In less high-stakes situations, you can ameliorate the pain of the sting in a few ways:
- Rinse with salt water. Rinsing the area gently in salt water will help remove any lingering bits of tentacle to help prevent additional stings. And make sure it’s salt water, not fresh, because any change in the salt balance around the nematocyst will encourage it to fire and can actually make the stinging feel worse. This is also the same reason why urinating on the sting—a commonly believed folk remedy—doesn’t work and can actually make the sting feel worse.
- Take an allergy medication. If you’re having a mild allergic reaction, taking a Benadryl or other over-the-counter allergy medication can help ease symptoms.

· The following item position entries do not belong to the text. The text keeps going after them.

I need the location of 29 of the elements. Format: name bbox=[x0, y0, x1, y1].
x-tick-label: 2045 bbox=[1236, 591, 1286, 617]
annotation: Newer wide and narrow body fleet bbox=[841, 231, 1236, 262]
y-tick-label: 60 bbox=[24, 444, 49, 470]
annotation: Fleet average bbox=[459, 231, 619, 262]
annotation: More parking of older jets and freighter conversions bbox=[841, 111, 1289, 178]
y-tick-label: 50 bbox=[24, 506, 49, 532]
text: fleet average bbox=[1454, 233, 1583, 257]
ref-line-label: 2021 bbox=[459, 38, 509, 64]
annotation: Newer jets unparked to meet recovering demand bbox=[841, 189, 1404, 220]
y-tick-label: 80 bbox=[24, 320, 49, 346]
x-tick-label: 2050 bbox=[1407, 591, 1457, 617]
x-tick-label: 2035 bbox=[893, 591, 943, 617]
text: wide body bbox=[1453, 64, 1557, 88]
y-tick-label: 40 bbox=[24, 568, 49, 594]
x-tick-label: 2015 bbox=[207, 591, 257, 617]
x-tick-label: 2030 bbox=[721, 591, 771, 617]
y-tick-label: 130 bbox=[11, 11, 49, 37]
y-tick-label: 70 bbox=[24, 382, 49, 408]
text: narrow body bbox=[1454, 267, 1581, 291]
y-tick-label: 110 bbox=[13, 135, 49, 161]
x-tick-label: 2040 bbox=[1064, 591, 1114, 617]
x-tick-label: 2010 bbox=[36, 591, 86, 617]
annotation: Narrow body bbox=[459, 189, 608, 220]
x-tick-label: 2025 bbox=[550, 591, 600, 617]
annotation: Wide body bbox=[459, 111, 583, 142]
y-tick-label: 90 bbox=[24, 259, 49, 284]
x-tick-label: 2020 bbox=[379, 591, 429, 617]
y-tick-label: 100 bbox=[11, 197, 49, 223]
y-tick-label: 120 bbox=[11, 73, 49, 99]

- Ice the area. Your skin will likely show signs of the sting in the form of a raised red welt or swelling. Appling an ice pack to the area can help reduce this inflammation.
Conventional wisdom says that you should rinse the area with vinegar, but vinegar has been found to be unhelpful in most cases and could actually increase the release of venom in some cases. Similarly, meat tenderizer, a long held favorite home remedy along the mid-Atlantic coast, is not likely to be of much real use and will just make you smell like BBQ.
For some species of jellyfish, submersion of the area in very hot water can denature the protein in the venom and stop the stinging. But be careful not to burn yourself.
The best way to cope with jellyfish is to do your best to avoid them. That’s a tall order for most open water swimmers, but jellyfish have seasons, and if you know they’re in bloom, maybe head to the pool or a freshwater swimming hole until they thin out.
Over the last decade or so, some jellyfish repellant products have come on the market, sold as a lotion or spray that you apply to the skin before swimming. You can also opt to invest in a stinger suit, a type of thin, full-body swimsuit that creates a barrier between your skin and whatever the ocean contains.
Lastly, sea turtles and sunfish are both predators of jellies, so if you want to take the long road to reducing your risk of a negative interaction with a jellyfish, support conversation efforts aimed at protecting these two gentle giants in their quest to gobble up all the squishy little devils.